Thats exactly what I had in mind, thanks!

> I also propose the following wording added at the end of section 5.3. Reporting Node Maintenance of Overload Control State
> " A reporting node that receives a capability announcement from a new reacting node, meaning a reacting node for which it does not have an OCS entry, and the reporting node chooses the rate algorithm for that reacting node SHOULD recalculate the rate to be allocated to all reacting nodes.  Any changed rate values will be communicated in the next OLR sent to each reacting node.”

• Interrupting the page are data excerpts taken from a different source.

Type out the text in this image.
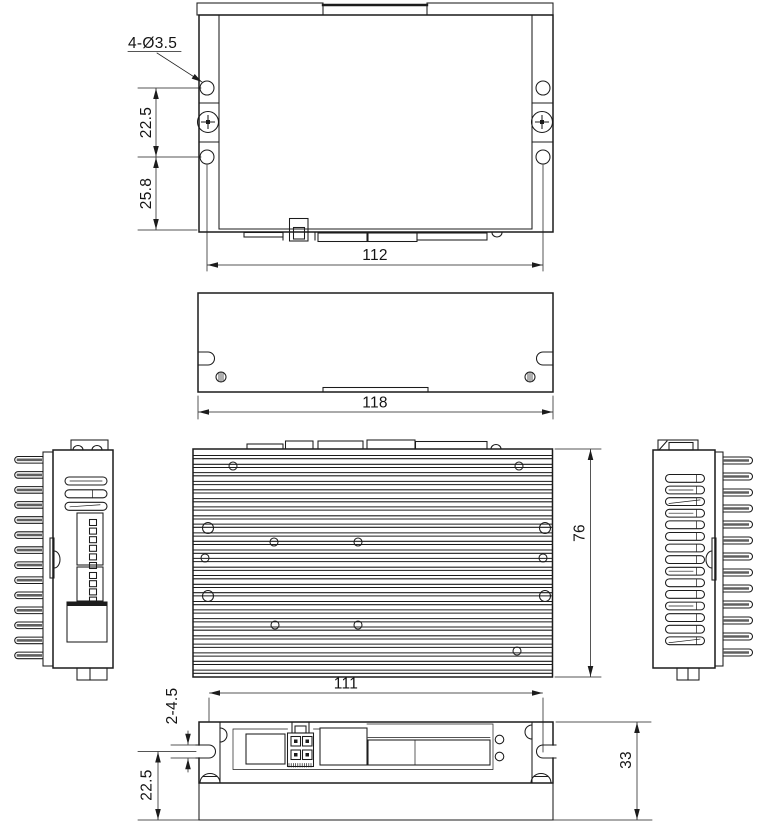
4-Ø3.5
22.5
25.8
112
118
76
111
2-4.5
22.5
33
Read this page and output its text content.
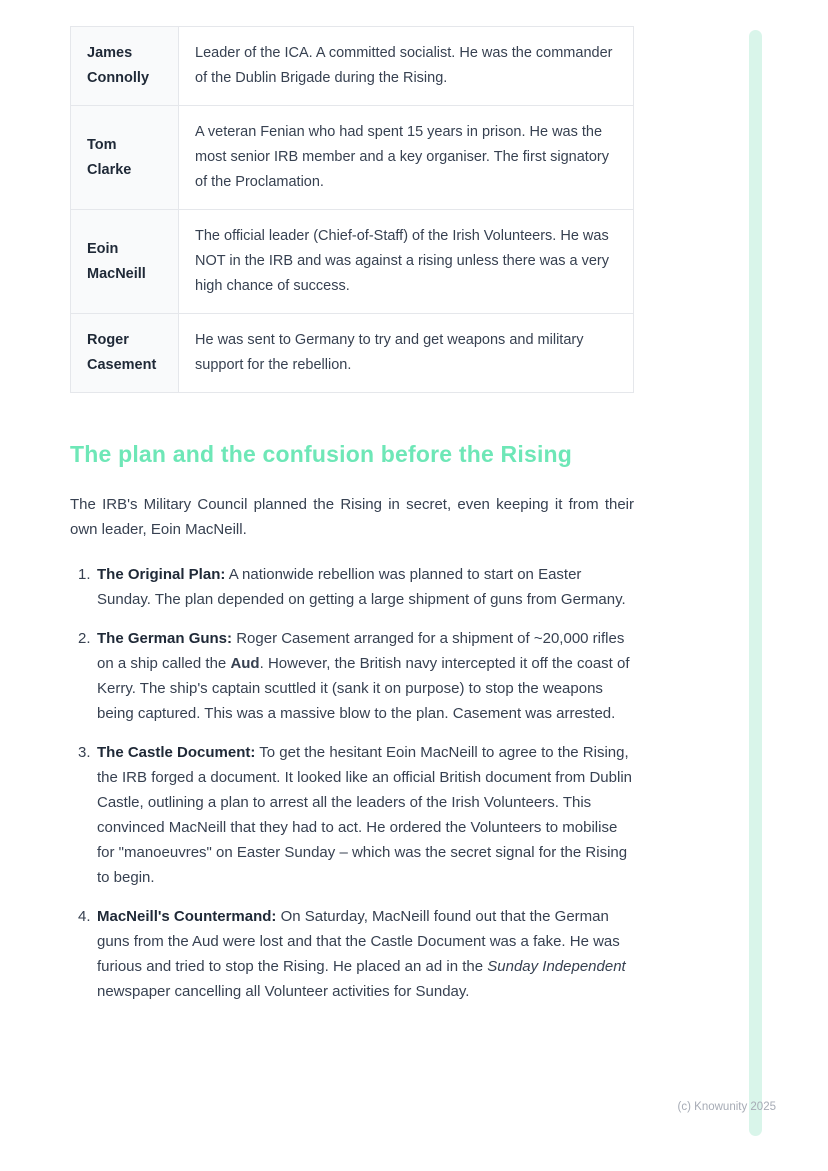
James Connolly	Leader of the ICA. A committed socialist. He was the commander of the Dublin Brigade during the Rising.
Tom Clarke	A veteran Fenian who had spent 15 years in prison. He was the most senior IRB member and a key organiser. The first signatory of the Proclamation.
Eoin MacNeill	The official leader (Chief-of-Staff) of the Irish Volunteers. He was NOT in the IRB and was against a rising unless there was a very high chance of success.
Roger Casement	He was sent to Germany to try and get weapons and military support for the rebellion.
The plan and the confusion before the Rising

The IRB's Military Council planned the Rising in secret, even keeping it from their own leader, Eoin MacNeill.

1. The Original Plan: A nationwide rebellion was planned to start on Easter Sunday. The plan depended on getting a large shipment of guns from Germany.
2. The German Guns: Roger Casement arranged for a shipment of ~20,000 rifles on a ship called the Aud. However, the British navy intercepted it off the coast of Kerry. The ship's captain scuttled it (sank it on purpose) to stop the weapons being captured. This was a massive blow to the plan. Casement was arrested.
3. The Castle Document: To get the hesitant Eoin MacNeill to agree to the Rising, the IRB forged a document. It looked like an official British document from Dublin Castle, outlining a plan to arrest all the leaders of the Irish Volunteers. This convinced MacNeill that they had to act. He ordered the Volunteers to mobilise for "manoeuvres" on Easter Sunday – which was the secret signal for the Rising to begin.
4. MacNeill's Countermand: On Saturday, MacNeill found out that the German guns from the Aud were lost and that the Castle Document was a fake. He was furious and tried to stop the Rising. He placed an ad in the Sunday Independent newspaper cancelling all Volunteer activities for Sunday.
(c) Knowunity 2025
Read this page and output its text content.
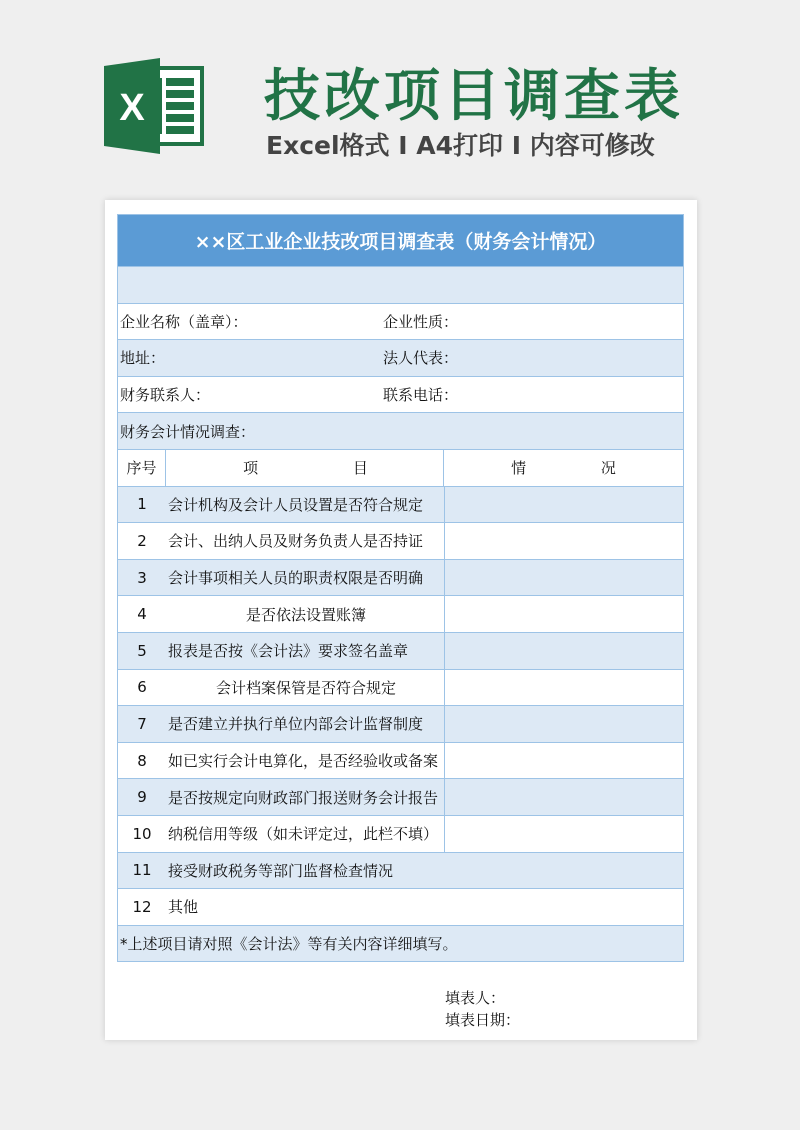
X 技改项目调查表
Excel格式 Ⅰ A4打印 Ⅰ 内容可修改
××区工业企业技改项目调查表（财务会计情况）
企业名称（盖章）：	企业性质：
地址：	法人代表：
财务联系人：	联系电话：
财务会计情况调查：
序号	项 目	情 况
1	会计机构及会计人员设置是否符合规定
2	会计、出纳人员及财务负责人是否持证
3	会计事项相关人员的职责权限是否明确
4	是否依法设置账簿
5	报表是否按《会计法》要求签名盖章
6	会计档案保管是否符合规定
7	是否建立并执行单位内部会计监督制度
8	如已实行会计电算化，是否经验收或备案
9	是否按规定向财政部门报送财务会计报告
10	纳税信用等级（如未评定过，此栏不填）
11	接受财政税务等部门监督检查情况
12	其他
*上述项目请对照《会计法》等有关内容详细填写。
填表人：
填表日期：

I will leave it to you to decide, but I don’t know that the SHOULD is necessary. We could treat this as a statement of fact of which people need to be aware. (“may need to” or “needs to”).

> Steve
> On 9/16/18 12:44 AM, Ben Campbell wrote:
>>> On Sep 15, 2018, at 8:31 PM, Gunn, Janet P (NONUS) <> <> wrote:
>>> Just addressing the first point- deleted the rest
>>> -----Original Message-----
>>> From: DiME <> <> On Behalf Of Ben Campbell
>>> Sent: Saturday, September 15, 2018 7:57 PM
>>> To: <>
>>> Cc: <>
>>> Subject: Re: [Dime] New version of DOIC rate draft
>>> Substantive Comments:
>>> - General: I still think more discussion is needed about allocating rate to multiple input sources. I get that the actual allocation is a matter of local policy, but there’s still implications that need discussion. I’m not sure I got my concern across in previous discussion, so here’s another attempt:
>>> The issue I think needs elaboration on is how the offered load varies with the number of sources times the (average) rate per each source. That is, if the number of sources changes, the reacting node may need to change the rate limits assigned to each existing source.
>>> As a hypothetical example, lets assume a reporting node wants to limit its entire offered load to 1000 tps. Further assume it has 10 active reacting nodes (all supporting the rate algorithm). Local policy is to allocate the rate limit equally across sources. So it sends an OLR to each of those clients to give it a rate limit of 100 tps. Now, if another 10 reacting nodes become active, it needs to reallocate the load across all 20, giving each a limit of 50 tps. Now, if some of those reacting nodes go off-line, or simply reduce their activity beneath the limit for an extended period of time, the reporting node may need to increase the allocation to the remaining nodes.
>>> This is a fairly fundamental difference between rate and load; rate uses absolute numbers while load uses percentages.
>>> <JPG> I am not sure if it is as fundamental a difference  as you think. (in both cases assuming each node has a relatively stable  load.)
>>> If there are 10 active reacting nodes, it asks each node to reduce its traffic to  (say) 50%.
>>> If 10 more nodes become active, it will need to ask each node to reduce its traffic to 25%
>>> If some of those nodes go offline, or reduce their traffic, it will increase the (percentage) allocation to each remaining node.
>>> The "fundamental" difference is when each node has a fluctuating, unstable, load.
>>> Under "load" a node which currently has a small load needs to cut its traffic by the SAME percentage as the node which currently has a large load.
>>> Under "rate" a node which currently has a small load does NOT need to cut its load while the node which currently has a large load DOES need to cut its load.</JPG>
>> Hi,
>> There can be more than one fundamental difference :-)
>> I wasn’t talking about how clients behave, I was talking about how the server expresses it’s intention. If a server wants to reduce the current load by half using the loss algorithm, it doesn’t need to know how many clients there are. Of course, it may have to keep adjusting the percentage if the offered load is not stable. OTOH, If it wants to reduce the load to a specific rate using the rate algorithm, it does need to know many clients there are.
>>  I’m not saying this is a flaw in any way. I agree that in many cases an absolute TPS value may be more useful than a relative value. I’m just saying the draft should talk about it.
>> Thanks,
>> Ben.